T-Mobile Blames Network Failure on a Fiber-Circuit Supplier
The carrier didn't name the "wholesale network supplier," whose Southeast fiber circuit had apparently failed.
June 17, 2020
Scott Moritz (Bloomberg) -- T-Mobile US Inc. said its nationwide service outage Monday stemmed from the failure of a Southeast fiber circuit that was leased from a wholesale network supplier, which triggered an overload and a “traffic storm.”
As many as 68 million of T-Mobile’s wireless customers had their mobile connections disrupted for several hours as the company tried to identify the problem and restore service.
With the help of hundreds of engineers and technicians, T-Mobile traced the root cause and fully restored service by 1 a.m. New York time on Tuesday, the carrier said. T-Mobile didn’t name the fiber-circuit supplier.

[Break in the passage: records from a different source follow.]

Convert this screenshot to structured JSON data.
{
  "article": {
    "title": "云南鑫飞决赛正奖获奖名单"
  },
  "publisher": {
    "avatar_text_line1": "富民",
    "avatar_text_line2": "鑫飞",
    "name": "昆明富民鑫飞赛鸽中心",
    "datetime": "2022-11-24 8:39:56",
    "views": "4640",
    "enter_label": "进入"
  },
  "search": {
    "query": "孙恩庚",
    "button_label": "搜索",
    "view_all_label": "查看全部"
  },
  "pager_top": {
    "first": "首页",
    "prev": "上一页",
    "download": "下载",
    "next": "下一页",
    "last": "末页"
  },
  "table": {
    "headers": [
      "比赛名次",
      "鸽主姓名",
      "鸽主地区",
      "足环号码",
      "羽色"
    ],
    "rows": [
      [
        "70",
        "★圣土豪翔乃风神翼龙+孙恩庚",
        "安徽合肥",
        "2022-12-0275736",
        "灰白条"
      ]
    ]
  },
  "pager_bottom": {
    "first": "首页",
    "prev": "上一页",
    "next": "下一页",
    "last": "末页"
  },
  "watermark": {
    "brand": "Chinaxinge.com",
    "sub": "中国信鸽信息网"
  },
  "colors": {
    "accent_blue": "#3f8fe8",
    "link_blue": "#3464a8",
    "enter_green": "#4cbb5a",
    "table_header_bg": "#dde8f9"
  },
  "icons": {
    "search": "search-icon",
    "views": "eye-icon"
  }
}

The company’s technology chief, Neville Ray, issued an apology on social media and on the T-Mobile website. “We did not meet our own bar for excellence,” he said.
T-Mobile is working with vendors “to add permanent additional safeguards to prevent this from happening again,” Ray said in his website post. He said the company is continuing to work on determining what exactly caused the initial overload failure.
The episode was the first big test for the company since it absorbed Sprint Corp. in April, after a two-year battle for regulatory clearance. The Federal Communications Commission took notice.
“The T-Mobile network outage is unacceptable,” FCC Chairman Ajit Pai tweeted Monday evening when he announced that the agency would launch an investigation. “We’re demanding answers -- and so are American consumers.”